10       Werden Verfahrensmängel - wie hier Feststellungsmängel - als Zulassungsgründe ins Treffen geführt, muss auch schon in der abgesonderten Zulässigkeitsbegründung die Relevanz dieser Verfahrensmängel, weshalb also bei Vermeidung des Verfahrensmangels in der Sache ein anderes, für den Revisionswerber günstigeres Ergebnis hätte erzielt werden können, dargetan werden. Dies setzt voraus, dass - auch in der gesonderten Begründung für die Zulässigkeit der Revision zumindest auf das Wesentliche zusammengefasst - jene Tatsachen dargestellt werden, die sich bei Vermeidung des Verfahrensmangels als erwiesen ergeben hätten (vgl. VwGH 5.11.2020, Ra 2020/14/0363, mwN).

11       In der Revision wird zu ihrer Zulässigkeit weiters geltend gemacht, das Bundesverwaltungsgericht sei vom Vorliegen eines „besonders schweren Verbrechens“ ausgegangen, ohne die in der Judikatur dafür herausgearbeiteten Voraussetzungen geprüft zu haben. Dieses Vorbringen geht schon deshalb ins Leere, weil das Bundesverwaltungsgericht der Aberkennung des Status des Asylberechtigten das Vorliegen eines „besonders schweren Verbrechens“ nicht zugrunde gelegt hat.
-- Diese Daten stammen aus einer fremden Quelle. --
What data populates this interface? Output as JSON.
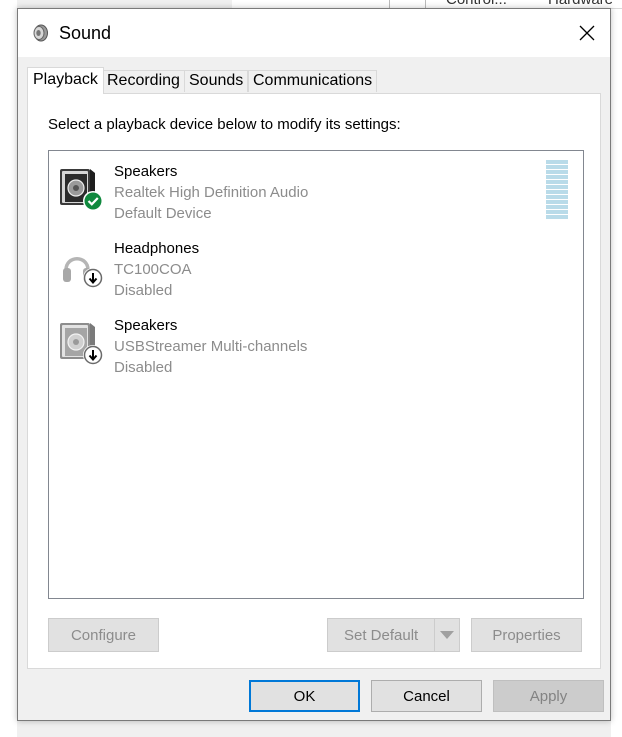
{
  "background": {
    "path_segment_1": "Control...",
    "path_segment_2": "Hardware"
  },
  "window": {
    "title": "Sound",
    "icon": "speaker-icon",
    "close_icon": "close-icon"
  },
  "tabs": [
    {
      "label": "Playback",
      "active": true
    },
    {
      "label": "Recording",
      "active": false
    },
    {
      "label": "Sounds",
      "active": false
    },
    {
      "label": "Communications",
      "active": false
    }
  ],
  "playback": {
    "instruction": "Select a playback device below to modify its settings:",
    "devices": [
      {
        "name": "Speakers",
        "description": "Realtek High Definition Audio",
        "status": "Default Device",
        "icon": "speaker-default-icon"
      },
      {
        "name": "Headphones",
        "description": "TC100COA",
        "status": "Disabled",
        "icon": "headphones-disabled-icon"
      },
      {
        "name": "Speakers",
        "description": "USBStreamer Multi-channels",
        "status": "Disabled",
        "icon": "speaker-disabled-icon"
      }
    ],
    "buttons": {
      "configure": "Configure",
      "set_default": "Set Default",
      "properties": "Properties"
    }
  },
  "footer": {
    "ok": "OK",
    "cancel": "Cancel",
    "apply": "Apply"
  },
  "colors": {
    "accent": "#0078d7",
    "default_check": "#10893e",
    "level_meter": "#b9dbe9",
    "disabled_text": "#8c8c8c"
  }
}
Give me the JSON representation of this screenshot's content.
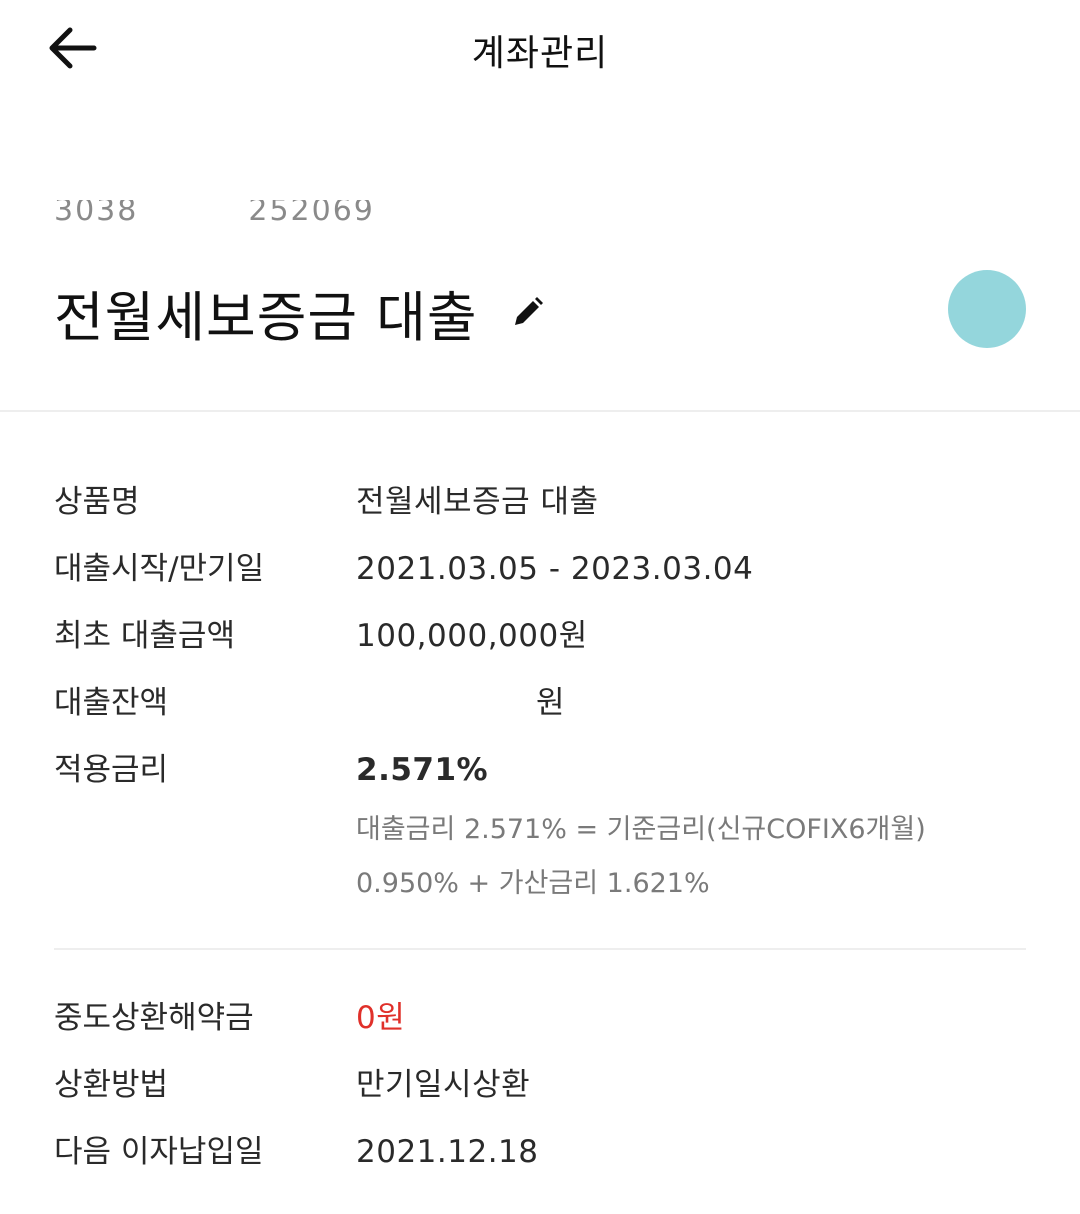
{
  "header": {
    "title": "계좌관리",
    "back_icon": "arrow-left-icon"
  },
  "account": {
    "number_prefix": "3038",
    "number_suffix": "252069",
    "product_name": "전월세보증금 대출",
    "edit_icon": "pencil-icon",
    "logo_color": "#94d6dc"
  },
  "details": [
    {
      "label": "상품명",
      "value": "전월세보증금 대출"
    },
    {
      "label": "대출시작/만기일",
      "value": "2021.03.05 - 2023.03.04"
    },
    {
      "label": "최초 대출금액",
      "value": "100,000,000원"
    },
    {
      "label": "대출잔액",
      "value": "원"
    },
    {
      "label": "적용금리",
      "value": "2.571%"
    }
  ],
  "rate_note": {
    "line1": "대출금리 2.571% = 기준금리(신규COFIX6개월)",
    "line2": "0.950% + 가산금리 1.621%"
  },
  "details2": [
    {
      "label": "중도상환해약금",
      "value": "0원"
    },
    {
      "label": "상환방법",
      "value": "만기일시상환"
    },
    {
      "label": "다음 이자납입일",
      "value": "2021.12.18"
    }
  ],
  "colors": {
    "accent_red": "#e0302a",
    "muted_text": "#7a7a7a"
  }
}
Die in der Revision dazu zitierte Judikatur (etwa VwGH 18.10.2018, Ra 2017/19/0109) betrifft den Asylausschlussgrund des § 6 Abs. 1 Z 4 AsylG 2005, der hier jedoch nicht einschlägig ist, weil dem Revisionswerber der Status des Asylberechtigten auf Grundlage des § 7 Abs. 1 Z 2 AsylG 2005 iVm Art. 1 Abschnitt C Z 5 der Genfer Flüchtlingskonvention aberkannt wurde.

12       Auf das weitere, sich auf diesen Asylausschlussgrund beziehende Vorbringen war somit nicht einzugehen.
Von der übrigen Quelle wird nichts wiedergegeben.